15日に取り組んだのが「半潜航」だった。潜水艇は水上航走では通常の艦船と同様、ガソリン・エンジンで動く。水中に潜ると、ガソリン燃焼に必要な酸素を得られないので、蓄電池を電源としたモーターに切り替える。ところが当時のモーターは出力が弱く、蓄電量も少ない。速度を半分にしても航続距離は10分の1以下となってしまう。
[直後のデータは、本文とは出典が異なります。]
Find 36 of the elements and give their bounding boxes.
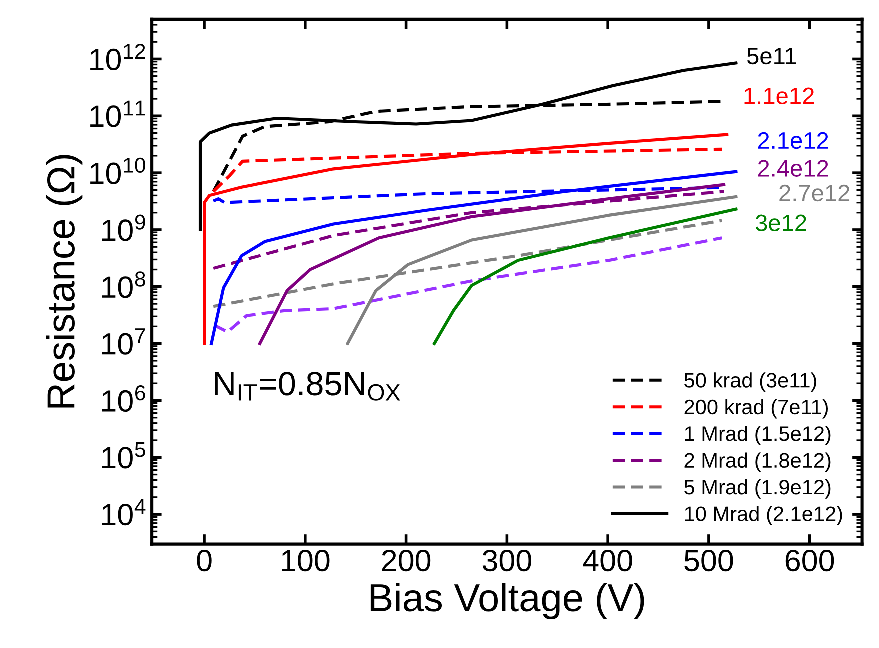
line-series [198,62,738,232]
y-tick-label: 10$^{9}$ [102,214,146,242]
y-tick-label: 10$^{8}$ [102,272,146,298]
x-tick-label: 200 [382,550,431,572]
x-tick-label: 500 [684,550,734,572]
y-axis-title: Resistance (Ω) [46,155,83,408]
x-axis-title: Bias Voltage (V) [370,583,644,620]
y-tick-label: 10$^{4}$ [102,499,146,526]
y-tick-label: 10$^{10}$ [90,158,146,184]
x-tick-label: 0 [197,550,212,572]
line-series [202,133,729,346]
legend-label: 2 Mrad (1.8e12) [684,452,831,472]
y-tick-label: 10$^{7}$ [102,328,146,355]
line-series [433,208,738,346]
x-tick-label: 400 [583,550,632,572]
legend-label: 200 krad (7e11) [684,399,828,419]
annotation: 3e12 [756,214,806,232]
x-tick-label: 300 [482,550,532,572]
y-tick-label: 10$^{5}$ [102,442,146,469]
annotation: 2.1e12 [758,132,828,150]
annotation: 2.7e12 [780,184,850,202]
y-tick-label: 10$^{6}$ [102,386,146,412]
line-series [210,170,738,346]
annotation: 2.4e12 [758,160,828,177]
y-tick-label: 10$^{12}$ [90,44,146,71]
y-tick-label: 10$^{11}$ [90,100,146,128]
legend-label: 50 krad (3e11) [684,372,816,392]
line-series [212,148,724,194]
legend-label: 5 Mrad (1.9e12) [684,479,831,499]
annotation: 1.1e12 [744,88,814,105]
x-tick-label: 600 [786,550,834,572]
annotation: N$_{IT}$=0.85N$_{OX}$ [215,372,400,401]
x-tick-label: 100 [282,550,330,572]
legend-label: 10 Mrad (2.1e12) [685,506,842,526]
legend-label: 1 Mrad (1.5e12) [685,426,831,446]
annotation: 5e11 [747,48,796,65]
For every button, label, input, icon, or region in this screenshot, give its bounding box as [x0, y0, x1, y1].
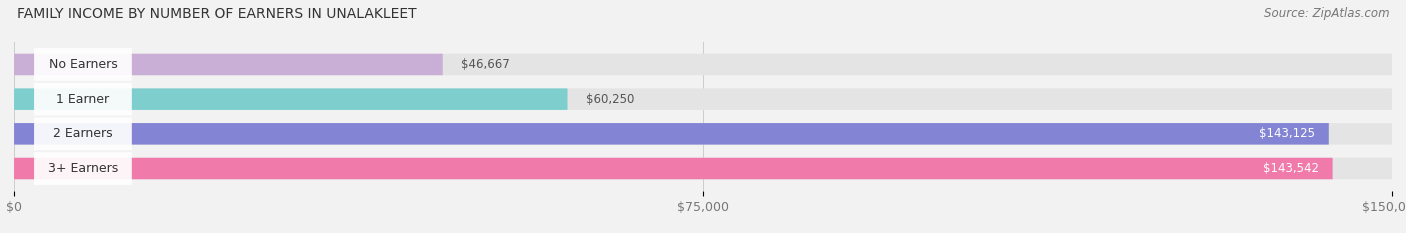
- Text: $143,542: $143,542: [1263, 162, 1319, 175]
- FancyBboxPatch shape: [14, 54, 443, 75]
- FancyBboxPatch shape: [34, 83, 132, 116]
- Text: $46,667: $46,667: [461, 58, 510, 71]
- Text: Source: ZipAtlas.com: Source: ZipAtlas.com: [1264, 7, 1389, 20]
- FancyBboxPatch shape: [14, 158, 1392, 179]
- FancyBboxPatch shape: [14, 88, 1392, 110]
- FancyBboxPatch shape: [34, 48, 132, 81]
- FancyBboxPatch shape: [14, 158, 1333, 179]
- FancyBboxPatch shape: [14, 88, 568, 110]
- Text: 1 Earner: 1 Earner: [56, 93, 110, 106]
- Text: 2 Earners: 2 Earners: [53, 127, 112, 140]
- Text: 3+ Earners: 3+ Earners: [48, 162, 118, 175]
- Text: $60,250: $60,250: [586, 93, 634, 106]
- Text: $143,125: $143,125: [1258, 127, 1315, 140]
- Text: FAMILY INCOME BY NUMBER OF EARNERS IN UNALAKLEET: FAMILY INCOME BY NUMBER OF EARNERS IN UN…: [17, 7, 416, 21]
- FancyBboxPatch shape: [34, 152, 132, 185]
- FancyBboxPatch shape: [14, 123, 1392, 145]
- FancyBboxPatch shape: [34, 117, 132, 150]
- FancyBboxPatch shape: [14, 54, 1392, 75]
- FancyBboxPatch shape: [14, 123, 1329, 145]
- Text: No Earners: No Earners: [49, 58, 117, 71]
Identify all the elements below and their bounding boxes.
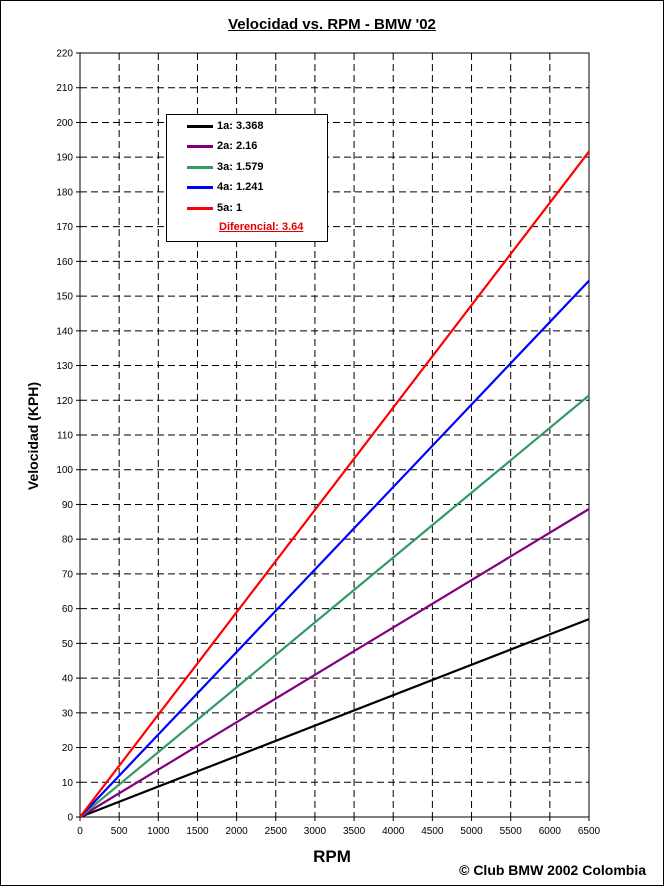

前日に出した最高記録でも潜水航走約15キロでは、よほど敵艦に近づいてから潜って攻撃せねばならず、仕損じて逃げても、電池がつきたら、水上航走で標的になるだけである。

打開策と考えられていたのが半潜行だった。これは水面下3メートルほどに潜り、司令塔から突き出した通風塔から空気を取り入れて、ガソリンエンジンで長距離を航走する。しかし通風塔の開口部は海面上わずか1メートル弱しか出ていない。これでは潜水艇の前後左右のわずかの傾きにより、通風口から海水が浸入する。

佐久間艇長の手帳では、詳細に事故の経過を報告しており、それをもとにした技術的検証で、通風口から海水が浸入し、それにより浮力を失って沈没、さらに通風口のバルブを閉めようとしたが、そのチェーンが外れるという事故が重なって沈没に至ったと結論づけられた。

佐久間艇長以下は、世界でも最先端の航走法に挑戦したが、いまだ不十分であった設備技術の欠陥により沈没したのである。佐久間艇長の手帳に、事故の経過の詳細が記載されていたのも、この事故の原因を究明して、後進にさらに挑戦を続けて欲しいという願いからであった。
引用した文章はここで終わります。